Figure 3. α-Syn-induced impairment of S1P₁ receptor- but not S1P₂ receptor-mediated signalling assessed in an endogenous protein system.

(a) SH-SY5Y cells transiently expressing the cAMP biosensor Epac1-camps were treated with 0.5 mM cAMP phosphodiesterase inhibitor, isobutylmethylxanthine, 20 μM forskolin with or without 100 nM S1P, or 10 μM W146 as indicated. Alternatively, cells transiently expressing the cAMP biosensor, which had been treated with 1 μM α-Syn(A53T) for 18 hr, were stimulated with each agonist as indicated (hatched bars). The FRET efficiency was estimated using acceptor photobleaching. Values represent means ± s.e.m. of 3 independent experiments carried out in triplicate.
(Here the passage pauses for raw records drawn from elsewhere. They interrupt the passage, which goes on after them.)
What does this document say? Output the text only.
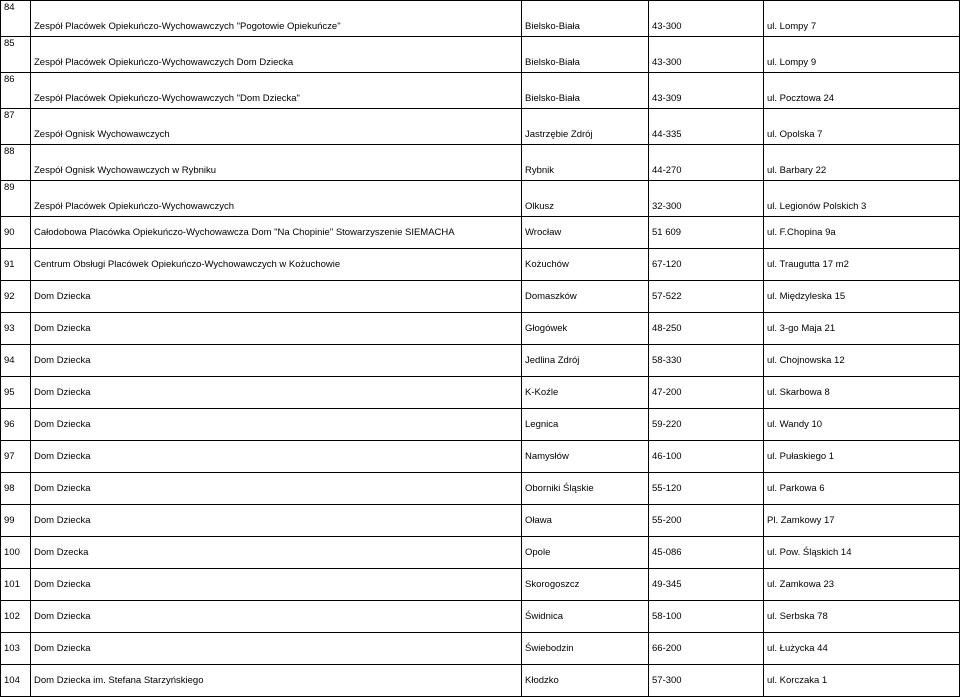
84	Zespół Placówek Opiekuńczo-Wychowawczych "Pogotowie Opiekuńcze"	Bielsko-Biała	43-300	ul. Lompy 7
85	Zespół Placówek Opiekuńczo-Wychowawczych Dom Dziecka	Bielsko-Biała	43-300	ul. Lompy 9
86	Zespół Placówek Opiekuńczo-Wychowawczych "Dom Dziecka"	Bielsko-Biała	43-309	ul. Pocztowa 24
87	Zespół Ognisk Wychowawczych	Jastrzębie Zdrój	44-335	ul. Opolska 7
88	Zespół Ognisk Wychowawczych w Rybniku	Rybnik	44-270	ul. Barbary 22
89	Zespół Placówek Opiekuńczo-Wychowawczych	Olkusz	32-300	ul. Legionów Polskich 3
90	Całodobowa Placówka Opiekuńczo-Wychowawcza Dom "Na Chopinie" Stowarzyszenie SIEMACHA	Wrocław	51 609	ul. F.Chopina 9a
91	Centrum Obsługi Placówek Opiekuńczo-Wychowawczych w Kożuchowie	Kożuchów	67-120	ul. Traugutta 17 m2
92	Dom Dziecka	Domaszków	57-522	ul. Międzyleska 15
93	Dom Dziecka	Głogówek	48-250	ul. 3-go Maja 21
94	Dom Dziecka	Jedlina Zdrój	58-330	ul. Chojnowska 12
95	Dom Dziecka	K-Koźle	47-200	ul. Skarbowa 8
96	Dom Dziecka	Legnica	59-220	ul. Wandy 10
97	Dom Dziecka	Namysłów	46-100	ul. Pułaskiego 1
98	Dom Dziecka	Oborniki Śląskie	55-120	ul. Parkowa 6
99	Dom Dziecka	Oława	55-200	Pl. Zamkowy 17
100	Dom Dzecka	Opole	45-086	ul. Pow. Śląskich 14
101	Dom Dziecka	Skorogoszcz	49-345	ul. Zamkowa 23
102	Dom Dziecka	Świdnica	58-100	ul. Serbska 78
103	Dom Dziecka	Świebodzin	66-200	ul. Łużycka 44
104	Dom Dziecka im. Stefana Starzyńskiego	Kłodzko	57-300	ul. Korczaka 1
Statistical significance was analysed by Student’s t-test (*P < 0.05). (b) SH-SY5Y cells were serum starved for 18 hr and loaded with 2 μM Fluo-4 AM for 20 min. Cells were washed and pretreated with 10 μM W146 or 10 μM JTE-013 or without (control) for 10 min. The Fluo-4 emission signal for each cell was acquired at a frequency of 1 Hz by fluorescence microscope. After taking basal level signal 100 nM S1P was added (arrow) and the change in fluorescence was monitored. One of the representative quantification results of fluorescence changes in 40 control, 40 W146- and 40 JTE-013-treated cells from 3 independent experiments is shown. (c) SH-SY5Y cells were serum starved for 18 hr with or without 1 μM α-Syn(A53T). Cells were then loaded with Fluo-4 AM and stimulated with 100 nM S1P (arrow) in the absence or presence of 1 μM α-Syn(A53T). One of the representative quantification results of fluorescence changes in 40 control and 40 α-Syn(A53T)-treated cells from 3 independent experiments is shown.